Additionally, some synthetic peptides — such as SS-31 — are designed to target mitochondrial membranes and interact with components of the electron transport chain environment. Together, these research threads make peptides a significant topic in mitochondrial biology investigations.

How do longevity peptides relate to cellular aging research?

Cellular aging research examines processes such as mitochondrial dysfunction, telomere shortening, cellular senescence, chronic low-grade inflammation, and changes in gene expression over time. Longevity peptides enter this research as tools for probing specific pathways — for example, mitochondrial-derived peptides for mitochondrial stress responses, or pineal-associated peptides for studies of circadian and gene-expression regulation.

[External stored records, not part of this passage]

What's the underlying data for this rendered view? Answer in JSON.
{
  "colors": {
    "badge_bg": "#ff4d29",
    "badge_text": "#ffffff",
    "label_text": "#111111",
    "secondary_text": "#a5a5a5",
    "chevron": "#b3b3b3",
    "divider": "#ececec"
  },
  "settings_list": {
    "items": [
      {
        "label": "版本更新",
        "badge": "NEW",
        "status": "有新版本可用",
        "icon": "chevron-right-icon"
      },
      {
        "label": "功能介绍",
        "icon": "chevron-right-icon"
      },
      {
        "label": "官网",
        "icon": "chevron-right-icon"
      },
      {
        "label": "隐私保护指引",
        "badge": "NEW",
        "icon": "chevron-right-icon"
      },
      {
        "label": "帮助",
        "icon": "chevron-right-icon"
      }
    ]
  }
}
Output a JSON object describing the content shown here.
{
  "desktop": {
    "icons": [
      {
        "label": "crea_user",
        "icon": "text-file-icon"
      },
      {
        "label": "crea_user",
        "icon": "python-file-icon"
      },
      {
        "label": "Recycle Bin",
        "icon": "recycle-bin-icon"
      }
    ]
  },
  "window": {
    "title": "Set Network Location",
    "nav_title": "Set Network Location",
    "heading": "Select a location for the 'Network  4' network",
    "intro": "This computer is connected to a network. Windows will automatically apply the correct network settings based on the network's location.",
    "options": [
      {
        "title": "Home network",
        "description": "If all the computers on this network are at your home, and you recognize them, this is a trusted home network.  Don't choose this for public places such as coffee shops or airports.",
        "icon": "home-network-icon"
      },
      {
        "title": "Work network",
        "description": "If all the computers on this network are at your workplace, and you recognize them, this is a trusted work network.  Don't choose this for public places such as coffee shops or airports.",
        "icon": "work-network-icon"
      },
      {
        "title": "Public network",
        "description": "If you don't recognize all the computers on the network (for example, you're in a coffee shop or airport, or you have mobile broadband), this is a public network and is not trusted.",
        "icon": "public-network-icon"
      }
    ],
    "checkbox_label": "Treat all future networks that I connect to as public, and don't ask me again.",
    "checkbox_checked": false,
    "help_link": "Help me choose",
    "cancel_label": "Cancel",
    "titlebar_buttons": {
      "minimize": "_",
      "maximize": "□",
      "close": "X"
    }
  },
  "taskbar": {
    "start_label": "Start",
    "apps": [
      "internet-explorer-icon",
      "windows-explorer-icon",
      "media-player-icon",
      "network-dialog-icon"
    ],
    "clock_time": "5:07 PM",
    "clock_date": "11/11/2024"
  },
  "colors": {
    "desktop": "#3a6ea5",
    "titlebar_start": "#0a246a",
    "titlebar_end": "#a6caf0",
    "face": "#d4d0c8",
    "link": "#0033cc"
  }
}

By using short, well-defined peptides, researchers can target individual mechanisms within the broader hallmarks-of-aging framework in a controlled manner. This makes longevity peptides useful experimental probes in mechanistic studies of biological aging.

How do growth factors differ from peptide hormones?

Peptide hormones — such as insulin, glucagon, and growth hormone — are typically produced by specialized endocrine glands and act on distant target tissues as part of systemic regulation. Growth factors are usually produced by a wider variety of cell types and tend to act in a more local manner, through autocrine or paracrine signaling on nearby cells.

Another difference lies in their biological roles: peptide hormones are generally studied in the context of metabolic and endocrine regulation, while growth factors are more commonly studied in the context of development, tissue repair, and proliferation. In practice, the categories overlap, especially for molecules like IGF-1 that behave in both ways.